Она вошла в кабинет, чтобы тут же набрать номер Леру, но красная папка на столе привлекла ее внимание. Что это? Неужели? И почему-то перехватило горло от волнения.
Она взяла папку в руки, перелистала. Так и есть. Роковая женщина, Карменсита, что она здесь делает? Как сюда попала? Неужели Поль приходил, а я... я... Санди почувствовала себя маленькой девочкой, которую несправедливо лишили рождественского подарка...
— Лили, красную папку принес вчера мужчина? — спросила она.
— К сожалению, не знаю. Я отлучилась на почту, а здесь оставалась та самая посетительница, которая собиралась позвонить вам вечером.
— Меня вчера не было дома, — сказала Санди. — Ничего, все выяснится. Просто...
Просто она была безумно рада получить весточку от Поля и была бы безумно огорчена, если бы он уехал, не повидав ее. Но такого быть не могло, она это чувствовала. Он подавал ей знак, что вот-вот появится. Он всегда был выдумщиком... Или... Или к нему вернулась его роковая женщина. Она безумно ревнива, следит за каждым его шагом, но он все-таки находит предлог и едет в Париж, чтобы повидаться с Санди.
Она уже видела, как Поль крадется по дому в предрассветных потемках, стараясь не скрипнуть половицей, как оставляет в гостиной записку: «Срочные дела призывают меня в Париж! Литагент назначил мне свидание!» Торопливо садится в машину и мчится в Париж. Ее он не застает и оставляет папку, своеобразный сигнал: «Я здесь! Жди меня!».

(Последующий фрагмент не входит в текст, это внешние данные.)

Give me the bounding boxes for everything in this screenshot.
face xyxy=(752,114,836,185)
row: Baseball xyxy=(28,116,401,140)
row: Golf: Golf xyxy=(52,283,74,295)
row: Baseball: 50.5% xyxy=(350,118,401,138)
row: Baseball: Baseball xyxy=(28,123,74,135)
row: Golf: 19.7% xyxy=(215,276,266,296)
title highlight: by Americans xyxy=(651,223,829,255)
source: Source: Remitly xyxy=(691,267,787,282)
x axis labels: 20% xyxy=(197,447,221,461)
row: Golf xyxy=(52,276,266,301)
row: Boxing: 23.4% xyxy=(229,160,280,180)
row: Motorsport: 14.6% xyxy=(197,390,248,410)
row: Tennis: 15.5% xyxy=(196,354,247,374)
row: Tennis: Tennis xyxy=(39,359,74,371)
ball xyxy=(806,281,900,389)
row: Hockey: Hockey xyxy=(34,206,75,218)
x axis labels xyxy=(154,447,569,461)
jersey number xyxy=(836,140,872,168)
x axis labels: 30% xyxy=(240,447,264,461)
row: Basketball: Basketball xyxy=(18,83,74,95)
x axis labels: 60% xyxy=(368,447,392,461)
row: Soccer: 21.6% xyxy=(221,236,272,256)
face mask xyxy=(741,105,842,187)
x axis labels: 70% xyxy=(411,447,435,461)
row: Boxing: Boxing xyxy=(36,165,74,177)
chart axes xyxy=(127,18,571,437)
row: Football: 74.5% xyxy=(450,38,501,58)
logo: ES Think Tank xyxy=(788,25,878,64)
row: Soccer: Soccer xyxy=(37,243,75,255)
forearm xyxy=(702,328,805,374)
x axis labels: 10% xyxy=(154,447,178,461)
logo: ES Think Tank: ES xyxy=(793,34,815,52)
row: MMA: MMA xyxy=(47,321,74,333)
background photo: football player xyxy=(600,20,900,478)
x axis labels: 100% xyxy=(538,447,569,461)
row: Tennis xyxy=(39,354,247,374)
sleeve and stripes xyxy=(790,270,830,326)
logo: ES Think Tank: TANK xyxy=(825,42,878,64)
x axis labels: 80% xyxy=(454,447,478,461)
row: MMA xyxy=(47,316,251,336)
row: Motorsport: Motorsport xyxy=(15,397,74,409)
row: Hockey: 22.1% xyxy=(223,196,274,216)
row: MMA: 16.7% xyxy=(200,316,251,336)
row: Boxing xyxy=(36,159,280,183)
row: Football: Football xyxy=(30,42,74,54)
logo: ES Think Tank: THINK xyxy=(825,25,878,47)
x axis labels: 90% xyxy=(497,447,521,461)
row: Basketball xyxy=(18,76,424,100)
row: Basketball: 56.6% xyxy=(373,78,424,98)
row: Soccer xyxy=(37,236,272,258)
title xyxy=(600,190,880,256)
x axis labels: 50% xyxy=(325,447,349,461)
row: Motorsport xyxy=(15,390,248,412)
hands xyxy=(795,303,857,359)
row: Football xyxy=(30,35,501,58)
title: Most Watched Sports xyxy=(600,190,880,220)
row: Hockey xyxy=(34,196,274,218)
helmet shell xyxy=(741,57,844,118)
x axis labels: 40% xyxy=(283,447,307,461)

Санди от души расхохоталась: вот и роман готов. Может, ей тоже начать писать? Похоже, что склонность к творчеству возрастает у нее с каждой секундой. Вот что значит общение с Полем. Стоит ему появиться, как все вокруг преображается, все меняется, пускается в рост — фантазии, таланты, желания, возможности! Хватит! — оборвала она себя. Ясно одно: Поль в Париже и скоро появится. Значит, нужно как можно скорее разделаться со всем, что намечено на сегодняшний день, переделать все дела, чтобы освободиться и иметь возможность удрать, как только он позвонит. И они отправятся странствовать по прошлому, по будущему, куда захочется...
Санди с головой погрузилась в работу, но чутко прислушивалась к любому скрипу, шороху, шуму шагов. В любой миг она готова была встрепенуться и расцвести радостью навстречу входящему Полю.
Глава четырнадцатая
Любовь
Лола вернулась в Валье поздним вечером. Вспоминая о Париже, она невольно улыбалась, довольная своей поездкой, которая все прояснила, все расставила по местам. Улыбаясь, она вспоминала, как покупала на Бульварах красную папку, как шла в литагентство, какой оказалась мадемуазель Тампл. Теперь Лола проникла в тайну Поля. Увидев вместо прилизанной старой девы, какой она представила себе литагентшу, хорошенькую куколку, она поняла, в кого он влюблен, и не могла не предупредить эту куколку: от Поля действительно ничего хорошего не дождешься. Так что пусть не надеется. Он ненормальный. В этом Лола убедилась окончательно и бесповоротно. Только ненормальный мог увидеть в ней, в Лоле, роковую цыганку, а в хорошенькой куколке — грозную воительницу в шлеме. Недаром все в Валье считают его чудаком, такой он и есть. С души Лолы свалился тяжелый камень: не она была какой-то не такой, а он. Больше она на него не обижалась, на больных не обижаются. Наоборот, даже сочувствовала.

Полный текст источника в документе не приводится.